His granddaughter, Nicole Lea, was alerted to his fall by a call from the emergency lifeline button around his neck.
The 27-year-old firefighter from Pontypool has been his principal carer since his wife Maureen died from COVID-19 in 2020.
When she arrived at the scene, Lea called 999 but was told no ambulances were available and no one from the emergency services was coming to help.
The call handler advised her to call an out-of-ours GP and book a taxi to transfer Ryan to hospital, before hanging up in order to "answer other calls".
Lea improvised by strapping her grandfather to a plank of wood and driving him to hospital herself in the back of a van.
"I couldn't really believe what I was being told," said Lea.
"I was expecting a long wait for paramedics but never thought I'd literally be told, 'we have nothing to send, you'll have to find alternative transport'. I was left with grandad on the floor in agony and me wondering how I was going to save his life."
With the help of her partner and his mother, the three of them managed to strap Ryan to a plank of wood and move him into the back of a van normally used to transport their dogs.
"To make matters worse, when we did get him to hospital the staff there told me that had we followed the advice we'd been given over the phone, he could've died," said Lea.
"They told us that had we sat him up in a taxi the break in his hip would've likely ruptured an artery and been catastrophic for him.
"I knew the NHS was in trouble and wait times were long. I also knew that it's understaffed and its workers are underpaid.
"But what I didn't know when I called 999 was that they'd just turn around and say they weren't sending help.
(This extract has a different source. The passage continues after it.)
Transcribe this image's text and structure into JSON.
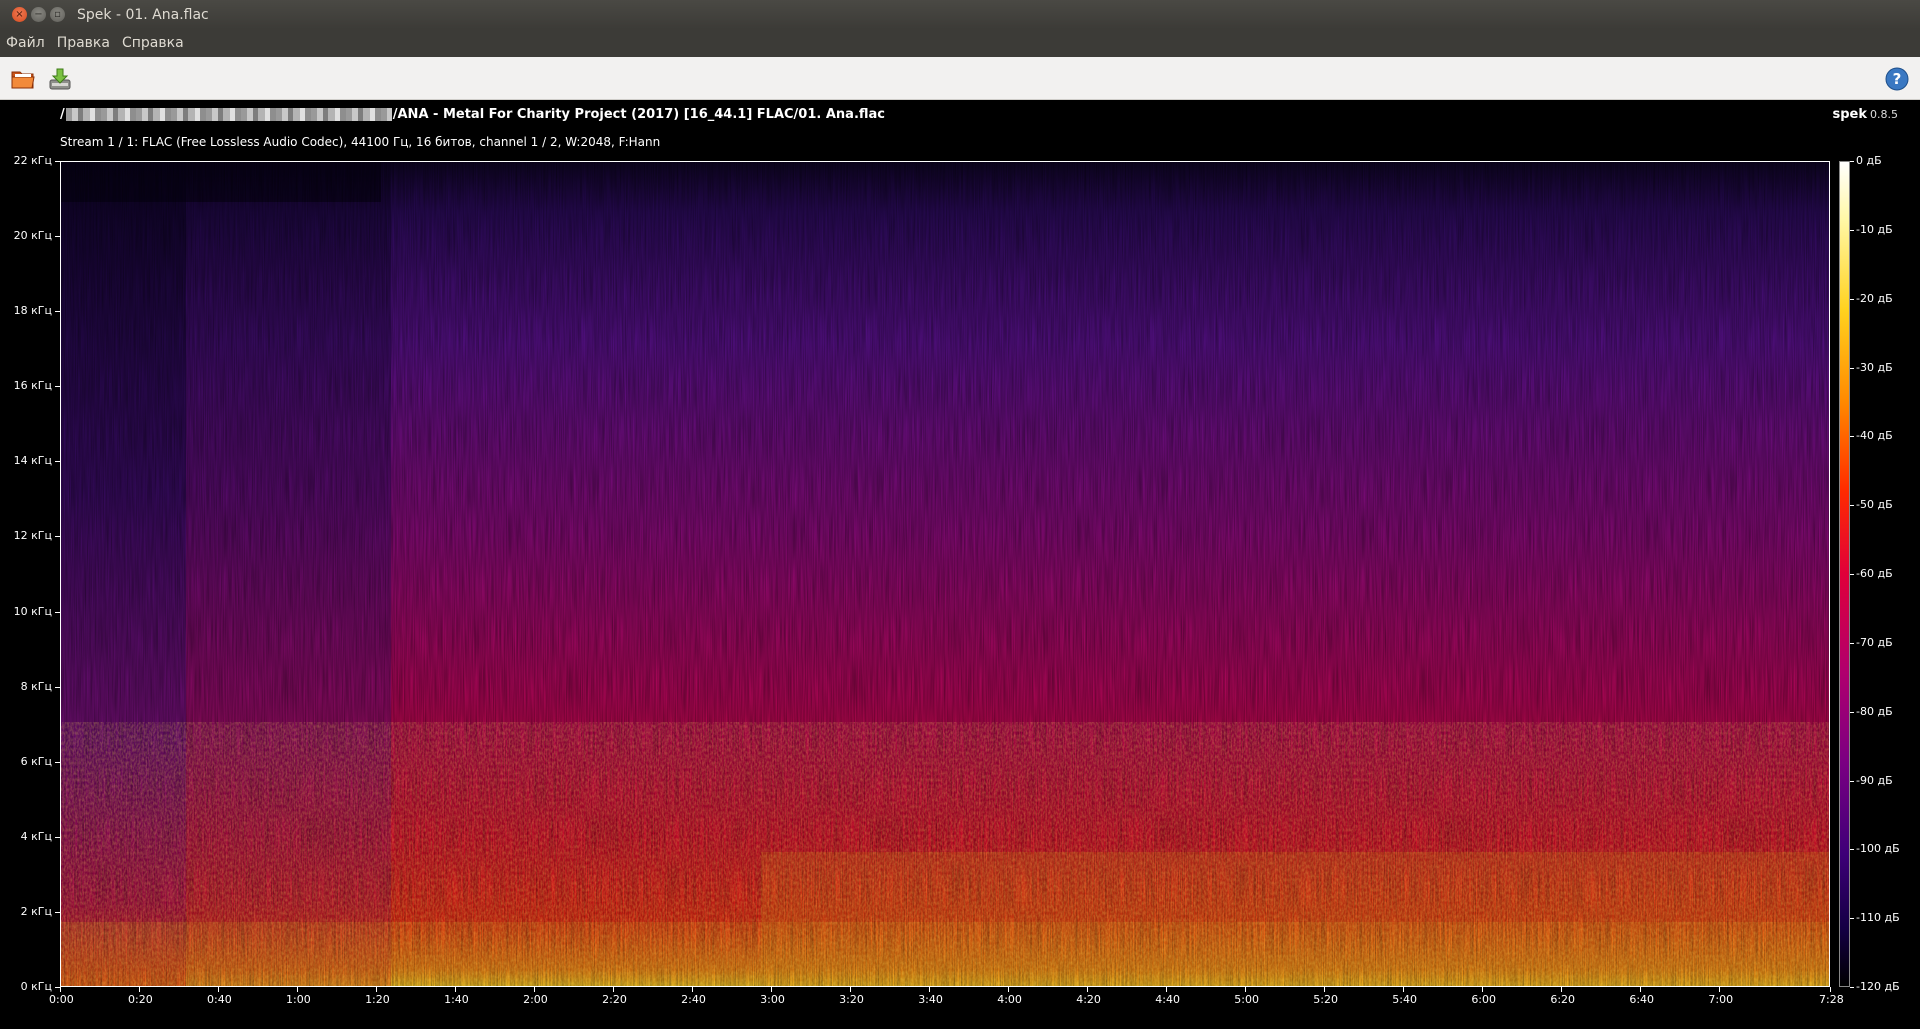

Neither did I know they'd hang up on me, expecting me to figure out how to get him to safety.
"It's only because of teamwork, brainstorming and quick thinking that the three of us managed to get grandad - a World War Two army veteran who once fought for his country - to the Grange University Hospital within a couple of hours."
Lee Brooks, executive director of operations at the Welsh Ambulance Service, said: "We are sorry to hear about Mr Ryan’s experience, it is certainly below the level of service that we aim to offer.
"We appreciate why this would be upsetting for both Mr Ryan and his family, as it is for us and our people as well.
"Current levels of demand, handover delays at hospitals and staff sickness levels have limited our capacity to respond in a safe and timely manner."
He invited the family to get in touch so the incident can be investigated.